全日本民医連 第43回定期総会 2月22日~24日 全議案を承認/新役員を選出 健康を脅かす戦争と貧困に抗し苦しむ人びとの光になろう
全日本民医連は二月二二~二四日、広島市内で第四三回定期総会を開き、全県連から参加した代議員六〇〇人と全日本民医連理事らが、三日間にわたって方針案を深めました。運動方針、決算・予算などの議案をいずれも圧倒的多数の賛成で決定。信任投票によって八四人の新役員と三人の会計監査を選出しました。被爆の苦しみと被爆医療の歩みを学び、安倍政権のすすめる九条改憲を止める運動を強めることを確認しました。

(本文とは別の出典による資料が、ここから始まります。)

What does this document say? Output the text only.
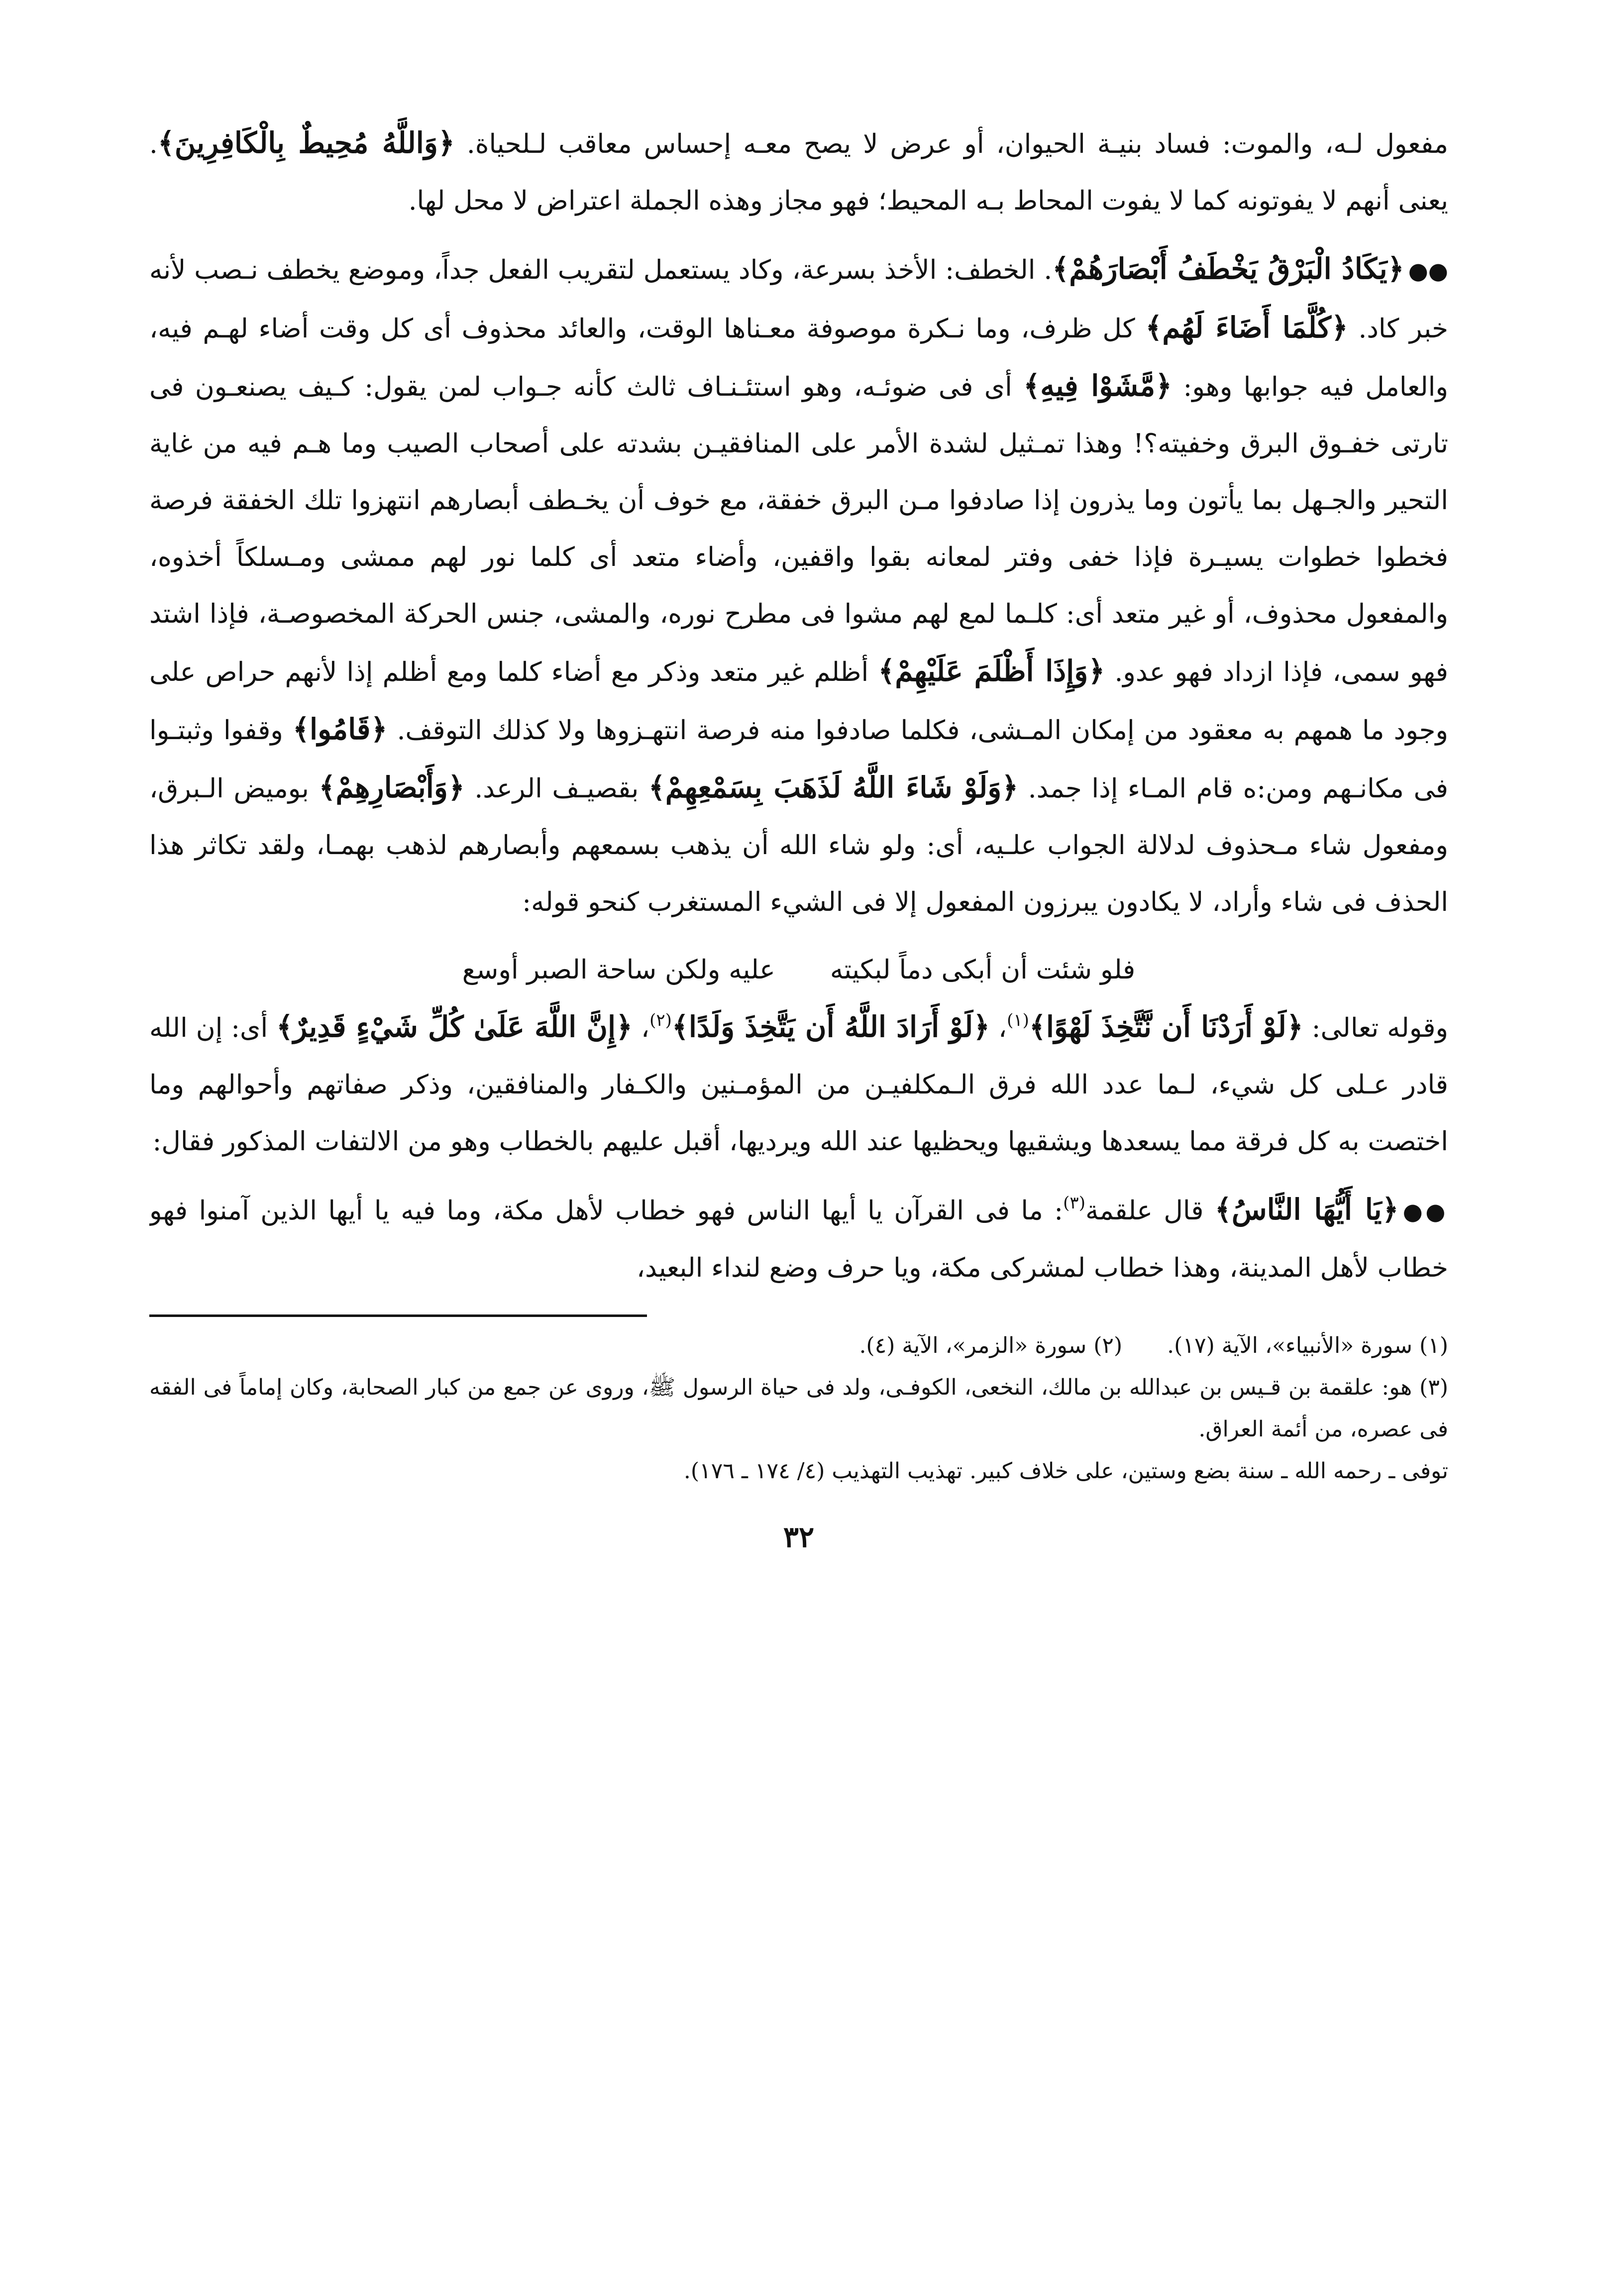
مفعول لـه، والموت: فساد بنيـة الحيوان، أو عرض لا يصح معـه إحساس معاقب لـلحياة. ﴿وَاللَّهُ مُحِيطٌ بِالْكَافِرِينَ﴾. يعنى أنهم لا يفوتونه كما لا يفوت المحاط بـه المحيط؛ فهو مجاز وهذه الجملة اعتراض لا محل لها.

●●﴿يَكَادُ الْبَرْقُ يَخْطَفُ أَبْصَارَهُمْ﴾. الخطف: الأخذ بسرعة، وكاد يستعمل لتقريب الفعل جداً، وموضع يخطف نـصب لأنه خبر كاد. ﴿كُلَّمَا أَضَاءَ لَهُم﴾ كل ظرف، وما نـكرة موصوفة معـناها الوقت، والعائد محذوف أى كل وقت أضاء لهـم فيه، والعامل فيه جوابها وهو: ﴿مَّشَوْا فِيهِ﴾ أى فى ضوئـه، وهو استئـنـاف ثالث كأنه جـواب لمن يقول: كـيف يصنعـون فى تارتى خفـوق البرق وخفيته؟! وهذا تمـثيل لشدة الأمر على المنافقيـن بشدته على أصحاب الصيب وما هـم فيه من غاية التحير والجـهل بما يأتون وما يذرون إذا صادفوا مـن البرق خفقة، مع خوف أن يخـطف أبصارهم انتهزوا تلك الخفقة فرصة فخطوا خطوات يسيـرة فإذا خفى وفتر لمعانه بقوا واقفين، وأضاء متعد أى كلما نور لهم ممشى ومـسلكاً أخذوه، والمفعول محذوف، أو غير متعد أى: كلـما لمع لهم مشوا فى مطرح نوره، والمشى، جنس الحركة المخصوصـة، فإذا اشتد فهو سمى، فإذا ازداد فهو عدو. ﴿وَإِذَا أَظْلَمَ عَلَيْهِمْ﴾ أظلم غير متعد وذكر مع أضاء كلما ومع أظلم إذا لأنهم حراص على وجود ما همهم به معقود من إمكان المـشى، فكلما صادفوا منه فرصة انتهـزوها ولا كذلك التوقف. ﴿قَامُوا﴾ وقفوا وثبتـوا فى مكانـهم ومن:ه قام المـاء إذا جمد. ﴿وَلَوْ شَاءَ اللَّهُ لَذَهَبَ بِسَمْعِهِمْ﴾ بقصيـف الرعد. ﴿وَأَبْصَارِهِمْ﴾ بوميض الـبرق، ومفعول شاء مـحذوف لدلالة الجواب علـيه، أى: ولو شاء الله أن يذهب بسمعهم وأبصارهم لذهب بهمـا، ولقد تكاثر هذا الحذف فى شاء وأراد، لا يكادون يبرزون المفعول إلا فى الشيء المستغرب كنحو قوله:

فلو شئت أن أبكى دماً لبكيته
عليه ولكن ساحة الصبر أوسع

وقوله تعالى: ﴿لَوْ أَرَدْنَا أَن نَّتَّخِذَ لَهْوًا﴾$^{(١)}$، ﴿لَوْ أَرَادَ اللَّهُ أَن يَتَّخِذَ وَلَدًا﴾$^{(٢)}$، ﴿إِنَّ اللَّهَ عَلَىٰ كُلِّ شَيْءٍ قَدِيرٌ﴾ أى: إن الله قادر عـلى كل شيء، لـما عدد الله فرق الـمكلفيـن من المؤمـنين والكـفار والمنافقين، وذكر صفاتهم وأحوالهم وما اختصت به كل فرقة مما يسعدها ويشقيها ويحظيها عند الله ويرديها، أقبل عليهم بالخطاب وهو من الالتفات المذكور فقال:

●●﴿يَا أَيُّهَا النَّاسُ﴾ قال علقمة$^{(٣)}$: ما فى القرآن يا أيها الناس فهو خطاب لأهل مكة، وما فيه يا أيها الذين آمنوا فهو خطاب لأهل المدينة، وهذا خطاب لمشركى مكة، ويا حرف وضع لنداء البعيد،

(١) سورة «الأنبياء»، الآية (١٧).
(٢) سورة «الزمر»، الآية (٤).

(٣) هو: علقمة بن قـيس بن عبدالله بن مالك، النخعى، الكوفـى، ولد فى حياة الرسول ﷺ، وروى عن جمع من كبار الصحابة، وكان إماماً فى الفقه فى عصره، من أئمة العراق.

توفى ـ رحمه الله ـ سنة بضع وستين، على خلاف كبير. تهذيب التهذيب (٤/ ١٧٤ ـ ١٧٦).

٣٢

被爆地での総会は、被爆者とともに歩んだ広島民医連の歴史を振り返るDVDの上映で始まりました。原爆の閃光を浴びた被爆ピアノにより、「原爆を許すまじ」など五曲が演奏されました。
野田浩夫副会長が開会あいさつし、村田裕彦(広島)、柴田あゆみ(愛知)、内田芳枝(山梨)各代議員を議長団に選出しました。
広島民医連の佐々木敏哉会長が歓迎あいさつ。「いま私たちがすべきことは、被爆者の声に耳を傾け、願いにこたえる努力をすること、核兵器をなくすために行動すること」と呼びかけました。原爆投下から一〇年後に誕生した福島診療所の初代所長・中本康雄さんと看護師・石田寿美恵さんも登壇。中本さんは、「診療所開所当時、被爆の跡は生々しく、こうした事態を招いた戦争に強い怒りを抱きながら、地域医療や災害救援、職業病や公害問題にとりくみ、生きがいを感じてきた。安倍政権がすすめる医療改悪や九条改憲は、私たちの願いと逆行する。憲法九条、二五条の実現のために、民医連の役割はさらに大きくなっている」とエールを送りました。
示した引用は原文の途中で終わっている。